Dienstag: Hülsenfrüchte-Tag
Um die Kraft für die Woche zu behalten, gab es gelbe Erbsen oder Linsen. Gekocht wurden sie mit einer ordentlichen Portion Schweineschmalz. Schmalz war das Gold der Arbeiterklasse; es lieferte die Kalorien, die man für 12 Stunden Schichtarbeit brauchte.
Mittwoch: Die Mehlspeise
Mitte der Woche war das Geld oft schon knapp. Es gab Mehlspeisen – Pfannkuchen, einfache Klöße oder „Mehlpütt“. Oft wurden diese mit ein paar ausgelassenen Speckstippen (wenn noch vorhanden) oder einfach mit Zucker und Zimt gegessen.
Donnerstag: Der Kartoffel-Tag
Donnerstag war „Kartoffeln mit Quark“ oder „Pellkartoffeln mit Leindotteröl“ (im Osten) bzw. einfach nur mit Salz angesagt. Fleisch war an diesem Tag ein ferner Traum. Manchmal gab es dazu einen Hering – der Fisch galt damals als billiges Massenprodukt für die Armen.
Freitag: Der fleischlose Ernst
Aus Tradition und Geldmangel war der Freitag streng fleischlos. Oft gab es Milchsuppe mit Brocken oder einen Getreidebrei. Wer nah am Wasser wohnte, hatte vielleicht das Glück, billigen Beifang zu ergattern.
Samstag: Die Vorbereitung
Samstag war der Tag der Eintöpfe. Große Mengen wurden gekocht, oft ein Gemüseeintopf aus Rüben, Kohl und Kartoffeln. Dieser musste bis Sonntag reichen, da am „Tag des Herrn“ die Küche nach Möglichkeit kalt blieb oder nur aufgewärmt wurde.
Sonntag: Der „Heilige Gral“ – Der Sonntagsbraten
Das ist der Moment, auf den die ganze Familie die Woche über hinfieberte. Es gab ein Stück Fleisch. Aber Vorsicht: Es war kein Steak. Meist war es ein Stück fettes Schweinefleisch, eine Beinscheibe vom Rind oder – sehr beliebt – ein Kaninchen (auch „Dachhase“ genannt), das viele Arbeiterfamilien im Hinterhof oder im Stall selbst züchteten. Dazu gab es die „guten“ Kartoffeln und vielleicht ein wenig eingewecktes Gemüse.
Das Getränke-Phänomen: Ersatzkaffee und Dünnbier
Wasser war in den Städten oft unhygienisch, Milch teuer. Was trank man also?
- Muckefuck: Ein Ersatzkaffee aus Zichorie oder Getreide. Er war schwarz, heiß und täuschte dem Magen eine Sättigung vor, die nicht da war.
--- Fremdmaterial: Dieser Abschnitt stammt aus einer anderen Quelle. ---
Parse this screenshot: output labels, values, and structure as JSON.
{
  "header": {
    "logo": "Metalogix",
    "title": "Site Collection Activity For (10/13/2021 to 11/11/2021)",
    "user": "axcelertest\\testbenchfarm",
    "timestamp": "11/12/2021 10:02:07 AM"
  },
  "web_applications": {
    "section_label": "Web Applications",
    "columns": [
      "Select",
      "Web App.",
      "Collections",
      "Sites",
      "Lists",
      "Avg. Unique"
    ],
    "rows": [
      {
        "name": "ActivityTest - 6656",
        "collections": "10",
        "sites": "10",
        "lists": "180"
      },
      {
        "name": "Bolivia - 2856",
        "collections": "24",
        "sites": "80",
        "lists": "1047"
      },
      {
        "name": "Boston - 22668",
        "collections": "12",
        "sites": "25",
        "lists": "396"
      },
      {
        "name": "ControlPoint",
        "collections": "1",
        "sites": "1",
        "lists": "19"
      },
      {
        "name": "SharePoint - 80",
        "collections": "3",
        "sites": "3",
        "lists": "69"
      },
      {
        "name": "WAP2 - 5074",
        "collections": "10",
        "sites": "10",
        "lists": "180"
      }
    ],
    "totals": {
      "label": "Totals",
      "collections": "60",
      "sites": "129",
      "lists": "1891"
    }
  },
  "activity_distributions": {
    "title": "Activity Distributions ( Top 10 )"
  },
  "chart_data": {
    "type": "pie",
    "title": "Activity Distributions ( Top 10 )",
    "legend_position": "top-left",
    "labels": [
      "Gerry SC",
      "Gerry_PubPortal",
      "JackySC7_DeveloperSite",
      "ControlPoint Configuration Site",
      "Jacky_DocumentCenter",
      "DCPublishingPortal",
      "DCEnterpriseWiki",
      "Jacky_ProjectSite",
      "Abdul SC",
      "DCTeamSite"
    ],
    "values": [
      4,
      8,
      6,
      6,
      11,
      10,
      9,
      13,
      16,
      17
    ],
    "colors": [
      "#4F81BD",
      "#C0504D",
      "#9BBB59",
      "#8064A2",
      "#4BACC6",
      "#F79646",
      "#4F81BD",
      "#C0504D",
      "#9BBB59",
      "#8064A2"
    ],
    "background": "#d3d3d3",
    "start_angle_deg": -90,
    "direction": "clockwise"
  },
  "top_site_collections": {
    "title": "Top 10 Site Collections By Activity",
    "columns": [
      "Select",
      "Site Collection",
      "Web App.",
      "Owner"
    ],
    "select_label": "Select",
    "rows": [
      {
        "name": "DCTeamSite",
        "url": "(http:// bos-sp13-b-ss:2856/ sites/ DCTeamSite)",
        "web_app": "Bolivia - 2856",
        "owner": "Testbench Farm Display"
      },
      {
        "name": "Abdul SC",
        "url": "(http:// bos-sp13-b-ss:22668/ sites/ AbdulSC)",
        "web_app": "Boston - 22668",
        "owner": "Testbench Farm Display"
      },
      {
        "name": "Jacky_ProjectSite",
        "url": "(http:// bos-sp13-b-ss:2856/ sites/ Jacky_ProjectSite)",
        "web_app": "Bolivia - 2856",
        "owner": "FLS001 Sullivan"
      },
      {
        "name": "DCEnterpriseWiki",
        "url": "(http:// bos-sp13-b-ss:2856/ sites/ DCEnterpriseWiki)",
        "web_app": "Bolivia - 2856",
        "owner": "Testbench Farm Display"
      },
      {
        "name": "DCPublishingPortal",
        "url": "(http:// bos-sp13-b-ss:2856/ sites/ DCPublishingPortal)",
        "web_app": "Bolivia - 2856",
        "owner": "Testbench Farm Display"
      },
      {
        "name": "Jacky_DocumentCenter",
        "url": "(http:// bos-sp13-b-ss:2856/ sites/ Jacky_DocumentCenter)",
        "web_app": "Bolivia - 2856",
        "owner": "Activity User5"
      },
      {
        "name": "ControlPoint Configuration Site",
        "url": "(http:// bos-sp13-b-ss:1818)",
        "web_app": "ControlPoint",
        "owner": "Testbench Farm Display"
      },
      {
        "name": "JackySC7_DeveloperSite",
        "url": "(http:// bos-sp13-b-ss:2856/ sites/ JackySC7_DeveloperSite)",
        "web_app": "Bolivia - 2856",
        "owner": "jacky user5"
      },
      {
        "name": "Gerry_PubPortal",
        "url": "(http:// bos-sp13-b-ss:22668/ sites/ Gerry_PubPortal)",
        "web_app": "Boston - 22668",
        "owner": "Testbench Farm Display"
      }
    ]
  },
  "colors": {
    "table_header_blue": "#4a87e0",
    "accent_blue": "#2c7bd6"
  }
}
- Dünnbier: Ein alkoholarmes Bier, das oft schon Kindern gegeben wurde, da der Brauprozess das Wasser keimfrei machte.
Hunger als ständiger Begleiter
Der Speiseplan um 1900 war geprägt von der Monotonie. Man aß nicht, weil es schmeckte, sondern um die Maschine „Körper“ am Laufen zu halten. Die kulinarische Kreativität bestand darin, aus einer schrumpeligen Kartoffel und einem Löffel Schmalz ein Festmahl zu halluzinieren.
Wenn wir heute über „Clean Eating“ oder „Low Carb“ philosophieren, würde eine Arbeiterfrau von 1900 wahrscheinlich nur fassungslos den Kopf schütteln: Für sie war jede Kohlenhydrat-Einheit eine gewonnene Schlacht gegen den Hunger.